Египетские ночи. Роман


Но я и их нарисовал, там люди на пляж, я чувствую, вещую, шли повдоль огородов. У нас у всякой реки — огороды уступами, и здесь так, и в городе, где могут, мостятся до сих пор. Эх, деревня! Только шиканули построиться с портиками, как Петербург, ровно-ровно, четко-четко, а душа все рвется в глубь, когда не в небо. Здесь у нас неба совсем много, одни размывы облаков по голубизне, и тишина настала, отметили стодесятилетие вождя великой пролетарской революции, отметили противным мне фа-минором и смолкли. И Первым концертом Чайковского перестали мне нервы рвать, тоже мне, Ван Клиберны, хватит. Своим си-бемоль минором надоели мне. Почему-то как революция, так минор. Только «Интернационал» — в мажоре, и я его, от противного, люблю, — «вставай», «вставай», одно первое слово уже нравится, я бы хотел играть на скрипке, играть «Интернационал», меня бы тогда так же, как больного художника, с крыши облисполкома сбросили — за то, что он флаг на землю то ли скинуть хотел, то ли скинул. Или сам он упал, от страха, что за ним по крыше погнались. Сорвался. Скинул вроде, там такой красный с синеньким, флаг РСФСР висит. Снова повесили. В самой низине, но зато с портиком дом. У нас всё, даже почта в античном стиле.
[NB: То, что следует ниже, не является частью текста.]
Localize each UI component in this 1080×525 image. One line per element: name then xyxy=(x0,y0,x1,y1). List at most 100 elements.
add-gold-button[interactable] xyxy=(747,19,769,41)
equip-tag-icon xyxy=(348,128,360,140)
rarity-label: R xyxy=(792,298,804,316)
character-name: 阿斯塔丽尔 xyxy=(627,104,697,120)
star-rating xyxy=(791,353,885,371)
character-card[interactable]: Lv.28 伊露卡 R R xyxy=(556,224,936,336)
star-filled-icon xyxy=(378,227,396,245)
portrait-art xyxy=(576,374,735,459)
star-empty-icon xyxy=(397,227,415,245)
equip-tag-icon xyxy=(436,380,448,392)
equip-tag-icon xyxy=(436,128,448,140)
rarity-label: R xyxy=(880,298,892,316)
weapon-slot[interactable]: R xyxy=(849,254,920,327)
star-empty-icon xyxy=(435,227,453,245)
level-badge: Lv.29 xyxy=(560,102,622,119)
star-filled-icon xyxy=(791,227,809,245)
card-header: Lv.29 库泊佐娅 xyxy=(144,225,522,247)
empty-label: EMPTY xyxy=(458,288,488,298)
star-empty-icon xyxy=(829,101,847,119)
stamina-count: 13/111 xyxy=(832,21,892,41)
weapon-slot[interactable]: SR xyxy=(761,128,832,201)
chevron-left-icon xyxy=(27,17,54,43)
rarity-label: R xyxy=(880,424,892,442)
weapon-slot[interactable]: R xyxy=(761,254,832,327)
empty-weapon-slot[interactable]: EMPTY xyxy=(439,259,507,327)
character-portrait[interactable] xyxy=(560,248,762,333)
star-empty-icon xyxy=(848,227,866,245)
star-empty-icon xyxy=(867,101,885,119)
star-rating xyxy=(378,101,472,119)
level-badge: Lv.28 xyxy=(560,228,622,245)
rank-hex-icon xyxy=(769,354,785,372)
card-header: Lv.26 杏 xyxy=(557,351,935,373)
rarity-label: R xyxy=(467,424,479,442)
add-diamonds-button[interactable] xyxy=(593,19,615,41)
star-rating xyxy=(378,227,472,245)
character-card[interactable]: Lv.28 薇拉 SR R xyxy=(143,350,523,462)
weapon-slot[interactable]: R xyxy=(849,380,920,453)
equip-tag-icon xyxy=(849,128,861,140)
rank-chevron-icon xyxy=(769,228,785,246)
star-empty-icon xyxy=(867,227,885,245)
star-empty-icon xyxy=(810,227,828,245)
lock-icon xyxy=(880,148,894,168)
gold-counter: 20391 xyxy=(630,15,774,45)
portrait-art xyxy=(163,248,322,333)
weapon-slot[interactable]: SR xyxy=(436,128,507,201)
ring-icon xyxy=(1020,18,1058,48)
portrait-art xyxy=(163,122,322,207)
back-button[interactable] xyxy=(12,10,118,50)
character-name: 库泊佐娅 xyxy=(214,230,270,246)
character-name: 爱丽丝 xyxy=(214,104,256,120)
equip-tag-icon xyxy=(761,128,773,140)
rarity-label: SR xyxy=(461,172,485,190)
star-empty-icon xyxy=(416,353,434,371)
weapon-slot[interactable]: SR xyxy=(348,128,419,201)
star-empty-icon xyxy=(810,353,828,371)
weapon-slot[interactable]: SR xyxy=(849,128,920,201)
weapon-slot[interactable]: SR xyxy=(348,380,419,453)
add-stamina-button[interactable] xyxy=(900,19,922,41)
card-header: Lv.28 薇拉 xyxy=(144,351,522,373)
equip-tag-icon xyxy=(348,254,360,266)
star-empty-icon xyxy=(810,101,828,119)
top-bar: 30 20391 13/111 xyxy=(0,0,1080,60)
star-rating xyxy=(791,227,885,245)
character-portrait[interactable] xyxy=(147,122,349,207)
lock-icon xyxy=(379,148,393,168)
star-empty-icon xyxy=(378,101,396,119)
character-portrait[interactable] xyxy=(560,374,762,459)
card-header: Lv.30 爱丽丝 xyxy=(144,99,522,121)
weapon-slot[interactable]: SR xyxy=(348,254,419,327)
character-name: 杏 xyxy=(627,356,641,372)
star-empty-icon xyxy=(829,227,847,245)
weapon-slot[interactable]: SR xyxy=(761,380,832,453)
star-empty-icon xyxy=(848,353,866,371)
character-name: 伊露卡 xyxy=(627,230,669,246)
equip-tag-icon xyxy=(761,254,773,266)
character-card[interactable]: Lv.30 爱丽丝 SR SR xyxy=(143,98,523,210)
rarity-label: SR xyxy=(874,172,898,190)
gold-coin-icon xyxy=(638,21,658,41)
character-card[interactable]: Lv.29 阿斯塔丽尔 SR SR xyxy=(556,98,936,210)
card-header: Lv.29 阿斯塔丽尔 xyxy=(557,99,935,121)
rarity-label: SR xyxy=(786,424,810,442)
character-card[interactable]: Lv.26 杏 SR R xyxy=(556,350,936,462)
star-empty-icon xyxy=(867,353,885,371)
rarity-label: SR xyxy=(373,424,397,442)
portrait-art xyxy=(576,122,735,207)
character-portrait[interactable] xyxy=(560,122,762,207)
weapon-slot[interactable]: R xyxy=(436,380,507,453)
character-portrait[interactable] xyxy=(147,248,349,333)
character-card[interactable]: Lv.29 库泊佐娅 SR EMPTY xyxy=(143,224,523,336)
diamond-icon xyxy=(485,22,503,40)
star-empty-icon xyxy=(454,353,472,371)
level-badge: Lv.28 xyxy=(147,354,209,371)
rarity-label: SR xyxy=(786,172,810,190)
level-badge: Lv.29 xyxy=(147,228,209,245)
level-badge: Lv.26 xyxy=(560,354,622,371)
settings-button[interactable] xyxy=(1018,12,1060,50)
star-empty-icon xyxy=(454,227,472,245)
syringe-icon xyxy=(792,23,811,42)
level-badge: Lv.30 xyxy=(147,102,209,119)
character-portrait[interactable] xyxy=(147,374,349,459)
А я в школе пока учился, французский учил, и мы там песни пели. Про маленький ручей, «ле пти руисо», про сороку, «ла пи», про лодочку, «ле пти бато». А потом учительница сменилась, и другая, старая, пришла и говорит:


— Давайте, мез анфан, выучим настоящий «Интернационал».


Настоящий «Интернационал» — это французский. И начали мы петь. Его ведь французы написали в годы Парижской коммуны, когда был настоящий коммунизм, а не такой, который наступит в этом, восьмидесятом году. Вот уже апрель, а он все не наступает. А тогда мы запели все, я громче всех, когда выучил:


— Дебю, ле данне дё ла те-ерре…


«Вставайте, проклятые земли», — я это обожал, проклятые земли, я это понял. Зато не какие-то «проклятьем заклейменные», какая чушь, кто их заклеймил, кто посмел бы. А — проклятые земли, несчастные земли или даже просто — Земли, планеты. И никакого «нашего разума возмущенного» там нет, я знаю, а есть просто «ла резон», резон в черепушке, и он грохочет, а не кипит, кипящий разум, да еще и «наш» — это дурь. Ум — в отдельном «кратéре», черепной коробке, негодует, а не в общем котле наружу рвется. И про смертный бой там ни слова нет. Это мажорная песня, я знаю, это про взрыв, который наконец-то совершается, и совсем ведь не мозги на части рвутся, а люди — в восстание. Это парижская песня, коммунистическая. Коммунизм без Парижа, по-моему, невозможен, и не будет у нас ничего и в этом году. Я так предвижу.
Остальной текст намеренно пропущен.